Published: 20 February 2008

Abstract

Background

Whole genome amplification (WGA) and laser assisted micro-dissection represent two recently developed technologies that can greatly advance biological and medical research. WGA allows the analysis of multiple genomic loci from a single genome and has been performed on single cells from cell suspensions and from enzymatically-digested tissues. Laser micro-dissection makes it possible to isolate specific single cells from heterogeneous tissues.

Results

Here we applied for the first time WGA on laser micro-dissected single cells from stained tissue sections, and developed a protocol for sequentially performing the two procedures. The combined procedure allows correlating the cell's genome with its natural morphology and precise anatomical position. From each cell we amplified 122 genomic and mitochondrial loci.
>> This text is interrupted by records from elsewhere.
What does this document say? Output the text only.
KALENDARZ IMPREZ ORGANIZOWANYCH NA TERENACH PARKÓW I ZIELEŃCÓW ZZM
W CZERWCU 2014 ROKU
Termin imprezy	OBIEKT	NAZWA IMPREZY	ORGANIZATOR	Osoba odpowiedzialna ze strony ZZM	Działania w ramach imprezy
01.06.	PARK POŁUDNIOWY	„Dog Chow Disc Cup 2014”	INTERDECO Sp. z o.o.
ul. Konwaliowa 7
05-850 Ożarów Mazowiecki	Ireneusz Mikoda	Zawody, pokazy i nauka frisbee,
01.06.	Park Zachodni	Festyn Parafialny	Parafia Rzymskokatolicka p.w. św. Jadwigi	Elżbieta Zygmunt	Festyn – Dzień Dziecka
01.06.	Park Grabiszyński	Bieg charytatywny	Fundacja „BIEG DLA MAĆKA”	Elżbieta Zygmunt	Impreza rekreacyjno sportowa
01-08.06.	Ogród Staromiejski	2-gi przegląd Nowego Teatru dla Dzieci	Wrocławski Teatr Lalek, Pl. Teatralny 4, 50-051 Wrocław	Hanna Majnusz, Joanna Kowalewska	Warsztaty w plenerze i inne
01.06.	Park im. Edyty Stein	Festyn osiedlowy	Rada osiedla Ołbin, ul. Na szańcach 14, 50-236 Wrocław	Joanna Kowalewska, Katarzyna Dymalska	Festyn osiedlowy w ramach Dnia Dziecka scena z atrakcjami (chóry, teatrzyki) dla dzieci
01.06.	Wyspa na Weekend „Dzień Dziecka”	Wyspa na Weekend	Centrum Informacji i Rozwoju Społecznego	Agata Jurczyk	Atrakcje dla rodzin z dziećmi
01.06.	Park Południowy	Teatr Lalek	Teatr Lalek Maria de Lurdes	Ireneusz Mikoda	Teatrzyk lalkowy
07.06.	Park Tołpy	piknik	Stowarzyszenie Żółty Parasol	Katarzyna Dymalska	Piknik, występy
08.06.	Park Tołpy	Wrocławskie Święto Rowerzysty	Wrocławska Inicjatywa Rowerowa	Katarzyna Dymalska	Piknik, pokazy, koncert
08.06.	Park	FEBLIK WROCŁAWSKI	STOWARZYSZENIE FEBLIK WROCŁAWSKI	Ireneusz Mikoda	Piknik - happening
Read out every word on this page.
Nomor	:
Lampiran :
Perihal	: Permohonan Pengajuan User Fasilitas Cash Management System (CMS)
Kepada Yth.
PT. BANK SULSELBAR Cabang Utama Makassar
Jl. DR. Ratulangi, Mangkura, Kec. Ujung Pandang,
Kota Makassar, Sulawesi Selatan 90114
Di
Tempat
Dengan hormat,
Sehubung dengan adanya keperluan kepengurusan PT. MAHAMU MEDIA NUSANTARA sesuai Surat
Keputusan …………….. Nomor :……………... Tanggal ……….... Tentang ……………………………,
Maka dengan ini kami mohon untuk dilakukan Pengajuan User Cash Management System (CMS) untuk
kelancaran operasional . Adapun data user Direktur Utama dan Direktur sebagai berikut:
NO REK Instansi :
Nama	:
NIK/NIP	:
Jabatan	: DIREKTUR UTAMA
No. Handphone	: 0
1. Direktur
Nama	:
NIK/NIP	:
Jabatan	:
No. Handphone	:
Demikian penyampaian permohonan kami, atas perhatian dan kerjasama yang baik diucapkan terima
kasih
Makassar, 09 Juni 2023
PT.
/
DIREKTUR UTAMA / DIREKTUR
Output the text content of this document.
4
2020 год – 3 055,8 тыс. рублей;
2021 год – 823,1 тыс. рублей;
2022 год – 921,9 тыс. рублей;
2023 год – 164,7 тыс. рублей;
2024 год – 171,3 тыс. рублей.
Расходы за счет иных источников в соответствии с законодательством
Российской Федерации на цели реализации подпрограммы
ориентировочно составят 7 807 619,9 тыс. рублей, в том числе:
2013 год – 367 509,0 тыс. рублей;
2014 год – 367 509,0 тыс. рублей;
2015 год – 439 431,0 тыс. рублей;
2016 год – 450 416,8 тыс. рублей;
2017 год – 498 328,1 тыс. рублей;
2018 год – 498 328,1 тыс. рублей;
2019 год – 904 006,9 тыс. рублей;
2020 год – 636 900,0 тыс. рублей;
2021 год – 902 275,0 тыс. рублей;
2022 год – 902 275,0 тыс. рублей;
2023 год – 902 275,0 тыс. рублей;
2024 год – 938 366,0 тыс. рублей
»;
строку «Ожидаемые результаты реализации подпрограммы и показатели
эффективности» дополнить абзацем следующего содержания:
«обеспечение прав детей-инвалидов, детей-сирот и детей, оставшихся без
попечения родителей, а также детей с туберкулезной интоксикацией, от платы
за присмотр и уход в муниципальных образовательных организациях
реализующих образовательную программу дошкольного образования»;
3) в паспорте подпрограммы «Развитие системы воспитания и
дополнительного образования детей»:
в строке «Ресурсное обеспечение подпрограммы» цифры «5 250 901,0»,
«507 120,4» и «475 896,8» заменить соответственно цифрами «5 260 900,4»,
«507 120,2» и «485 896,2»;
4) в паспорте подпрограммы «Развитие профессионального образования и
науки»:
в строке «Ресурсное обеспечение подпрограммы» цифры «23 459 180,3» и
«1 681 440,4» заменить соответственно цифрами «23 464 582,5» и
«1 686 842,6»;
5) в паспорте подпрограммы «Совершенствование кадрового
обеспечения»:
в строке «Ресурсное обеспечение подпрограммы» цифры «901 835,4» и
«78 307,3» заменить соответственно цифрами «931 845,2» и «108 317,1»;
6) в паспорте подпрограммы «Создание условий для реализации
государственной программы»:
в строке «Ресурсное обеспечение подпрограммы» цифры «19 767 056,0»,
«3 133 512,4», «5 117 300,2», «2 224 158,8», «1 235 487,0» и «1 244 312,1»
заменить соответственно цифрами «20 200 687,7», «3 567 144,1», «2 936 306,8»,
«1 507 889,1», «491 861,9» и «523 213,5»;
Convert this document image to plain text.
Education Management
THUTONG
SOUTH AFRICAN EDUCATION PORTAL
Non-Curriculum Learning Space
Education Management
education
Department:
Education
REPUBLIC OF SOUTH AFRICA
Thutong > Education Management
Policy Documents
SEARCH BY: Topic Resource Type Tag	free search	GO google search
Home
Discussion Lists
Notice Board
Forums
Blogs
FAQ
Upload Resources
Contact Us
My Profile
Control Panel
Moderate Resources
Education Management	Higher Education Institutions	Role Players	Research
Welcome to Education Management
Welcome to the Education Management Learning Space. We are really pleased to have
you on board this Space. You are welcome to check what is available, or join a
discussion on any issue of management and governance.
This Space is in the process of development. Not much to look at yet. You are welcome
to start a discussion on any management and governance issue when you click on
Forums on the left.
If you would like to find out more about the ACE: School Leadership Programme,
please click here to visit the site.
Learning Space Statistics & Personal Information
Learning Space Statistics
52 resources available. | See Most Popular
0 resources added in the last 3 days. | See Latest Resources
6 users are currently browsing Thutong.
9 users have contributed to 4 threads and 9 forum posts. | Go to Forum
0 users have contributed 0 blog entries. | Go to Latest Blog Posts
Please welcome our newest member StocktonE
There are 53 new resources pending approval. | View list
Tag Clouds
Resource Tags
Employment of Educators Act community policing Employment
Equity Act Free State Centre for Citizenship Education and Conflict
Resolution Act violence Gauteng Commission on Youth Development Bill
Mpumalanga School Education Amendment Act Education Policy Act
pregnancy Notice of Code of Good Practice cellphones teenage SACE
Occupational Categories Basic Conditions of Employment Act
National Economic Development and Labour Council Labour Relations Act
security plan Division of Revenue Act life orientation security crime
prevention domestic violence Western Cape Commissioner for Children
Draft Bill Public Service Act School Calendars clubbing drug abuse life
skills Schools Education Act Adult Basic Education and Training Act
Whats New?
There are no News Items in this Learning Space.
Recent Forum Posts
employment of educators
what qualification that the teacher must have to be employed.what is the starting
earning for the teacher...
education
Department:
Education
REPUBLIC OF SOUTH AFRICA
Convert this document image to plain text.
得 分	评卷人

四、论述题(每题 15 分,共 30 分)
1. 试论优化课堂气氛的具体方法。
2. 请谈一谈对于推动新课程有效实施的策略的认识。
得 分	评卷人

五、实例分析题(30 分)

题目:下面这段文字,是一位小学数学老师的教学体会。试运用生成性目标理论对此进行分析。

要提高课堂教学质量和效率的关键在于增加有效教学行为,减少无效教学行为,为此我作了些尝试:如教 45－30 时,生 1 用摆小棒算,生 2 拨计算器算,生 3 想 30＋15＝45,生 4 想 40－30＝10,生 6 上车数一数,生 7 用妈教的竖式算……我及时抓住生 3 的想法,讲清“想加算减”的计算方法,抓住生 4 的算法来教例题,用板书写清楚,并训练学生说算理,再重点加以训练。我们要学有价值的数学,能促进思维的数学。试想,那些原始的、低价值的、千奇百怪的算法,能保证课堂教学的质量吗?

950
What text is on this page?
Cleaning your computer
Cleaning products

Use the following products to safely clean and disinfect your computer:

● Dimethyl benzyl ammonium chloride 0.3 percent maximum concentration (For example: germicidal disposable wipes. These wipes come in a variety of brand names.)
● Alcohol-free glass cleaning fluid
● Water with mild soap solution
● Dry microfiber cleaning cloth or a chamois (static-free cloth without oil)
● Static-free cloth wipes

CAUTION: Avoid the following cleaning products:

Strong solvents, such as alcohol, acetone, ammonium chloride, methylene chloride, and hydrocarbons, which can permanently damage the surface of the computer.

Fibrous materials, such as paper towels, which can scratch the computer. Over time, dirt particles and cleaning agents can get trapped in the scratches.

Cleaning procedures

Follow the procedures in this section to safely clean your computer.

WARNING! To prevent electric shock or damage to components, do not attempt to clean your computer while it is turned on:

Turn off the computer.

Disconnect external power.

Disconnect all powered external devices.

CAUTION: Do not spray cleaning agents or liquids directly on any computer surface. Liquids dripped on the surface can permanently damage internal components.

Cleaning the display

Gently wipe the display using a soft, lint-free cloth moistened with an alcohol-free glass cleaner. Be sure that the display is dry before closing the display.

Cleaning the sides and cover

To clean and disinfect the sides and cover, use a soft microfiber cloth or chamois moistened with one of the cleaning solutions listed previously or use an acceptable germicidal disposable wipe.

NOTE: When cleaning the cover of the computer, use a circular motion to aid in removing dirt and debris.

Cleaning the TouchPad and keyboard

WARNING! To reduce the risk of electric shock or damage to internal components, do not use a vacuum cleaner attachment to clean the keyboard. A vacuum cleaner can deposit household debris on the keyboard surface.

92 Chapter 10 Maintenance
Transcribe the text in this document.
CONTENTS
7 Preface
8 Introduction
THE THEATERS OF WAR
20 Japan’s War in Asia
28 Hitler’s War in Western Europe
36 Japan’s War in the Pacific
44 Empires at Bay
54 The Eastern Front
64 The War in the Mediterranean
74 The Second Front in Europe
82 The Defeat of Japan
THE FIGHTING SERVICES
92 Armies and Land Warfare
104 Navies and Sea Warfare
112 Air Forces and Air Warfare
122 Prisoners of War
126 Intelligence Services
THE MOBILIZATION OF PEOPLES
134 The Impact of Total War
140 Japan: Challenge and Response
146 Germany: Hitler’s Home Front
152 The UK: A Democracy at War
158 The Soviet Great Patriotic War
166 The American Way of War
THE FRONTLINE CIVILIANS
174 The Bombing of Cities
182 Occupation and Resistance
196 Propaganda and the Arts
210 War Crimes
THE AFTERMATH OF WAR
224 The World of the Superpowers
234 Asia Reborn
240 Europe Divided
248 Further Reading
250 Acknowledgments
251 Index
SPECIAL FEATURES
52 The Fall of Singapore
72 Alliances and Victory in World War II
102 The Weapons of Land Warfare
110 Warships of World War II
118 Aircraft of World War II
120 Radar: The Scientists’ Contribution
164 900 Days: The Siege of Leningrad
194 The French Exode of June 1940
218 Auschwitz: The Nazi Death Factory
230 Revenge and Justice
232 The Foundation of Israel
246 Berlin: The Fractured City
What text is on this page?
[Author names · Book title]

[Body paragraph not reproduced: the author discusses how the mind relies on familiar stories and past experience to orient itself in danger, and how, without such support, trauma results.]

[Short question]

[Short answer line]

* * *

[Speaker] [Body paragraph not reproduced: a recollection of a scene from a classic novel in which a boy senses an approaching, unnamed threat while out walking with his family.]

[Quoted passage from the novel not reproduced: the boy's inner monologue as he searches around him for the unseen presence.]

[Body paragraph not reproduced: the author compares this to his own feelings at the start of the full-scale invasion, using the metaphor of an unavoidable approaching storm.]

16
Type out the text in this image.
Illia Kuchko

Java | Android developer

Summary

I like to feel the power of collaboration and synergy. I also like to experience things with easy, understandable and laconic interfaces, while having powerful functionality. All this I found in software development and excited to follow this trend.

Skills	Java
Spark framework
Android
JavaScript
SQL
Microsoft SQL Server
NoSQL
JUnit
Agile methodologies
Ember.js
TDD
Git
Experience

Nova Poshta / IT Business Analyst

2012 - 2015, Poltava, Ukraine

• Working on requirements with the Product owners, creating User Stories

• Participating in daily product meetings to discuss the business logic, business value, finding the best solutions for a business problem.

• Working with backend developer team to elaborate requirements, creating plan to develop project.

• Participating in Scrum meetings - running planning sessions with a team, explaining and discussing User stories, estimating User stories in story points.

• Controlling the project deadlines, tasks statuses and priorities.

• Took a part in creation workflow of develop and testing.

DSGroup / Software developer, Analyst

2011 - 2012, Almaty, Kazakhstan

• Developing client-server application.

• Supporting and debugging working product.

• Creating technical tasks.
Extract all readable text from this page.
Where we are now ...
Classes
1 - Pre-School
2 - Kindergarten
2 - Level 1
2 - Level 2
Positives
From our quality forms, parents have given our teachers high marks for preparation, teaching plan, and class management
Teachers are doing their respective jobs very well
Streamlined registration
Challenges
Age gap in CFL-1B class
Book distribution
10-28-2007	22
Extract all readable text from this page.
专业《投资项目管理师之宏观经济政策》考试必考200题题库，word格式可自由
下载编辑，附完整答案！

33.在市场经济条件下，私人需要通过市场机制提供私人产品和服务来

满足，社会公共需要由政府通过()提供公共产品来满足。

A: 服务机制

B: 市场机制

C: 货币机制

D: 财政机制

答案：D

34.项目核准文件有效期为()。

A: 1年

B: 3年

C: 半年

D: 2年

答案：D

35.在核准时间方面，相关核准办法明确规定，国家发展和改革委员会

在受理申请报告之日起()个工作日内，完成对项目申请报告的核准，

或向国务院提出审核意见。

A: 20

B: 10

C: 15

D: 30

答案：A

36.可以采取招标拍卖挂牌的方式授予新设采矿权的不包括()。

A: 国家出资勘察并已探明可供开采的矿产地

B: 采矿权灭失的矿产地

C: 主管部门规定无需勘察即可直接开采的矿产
In cells obtained from fresh tissue sections, 64.5% of alleles successfully amplified to ~700000 copies each, and mitochondrial DNA was amplified successfully in all cells. Multiplex PCR amplification and analysis of cells from pre-stored sections yielded significantly poorer results. Sequencing and capillary electrophoresis of WGA products allowed detection of slippage mutations in microsatellites (MS), and point mutations in P53.

Conclusion

Comprehensive genomic analysis of single cells from stained tissue sections opens new research opportunities for cell lineage and depth analyses, genome-wide mutation surveys, and other single cell assays.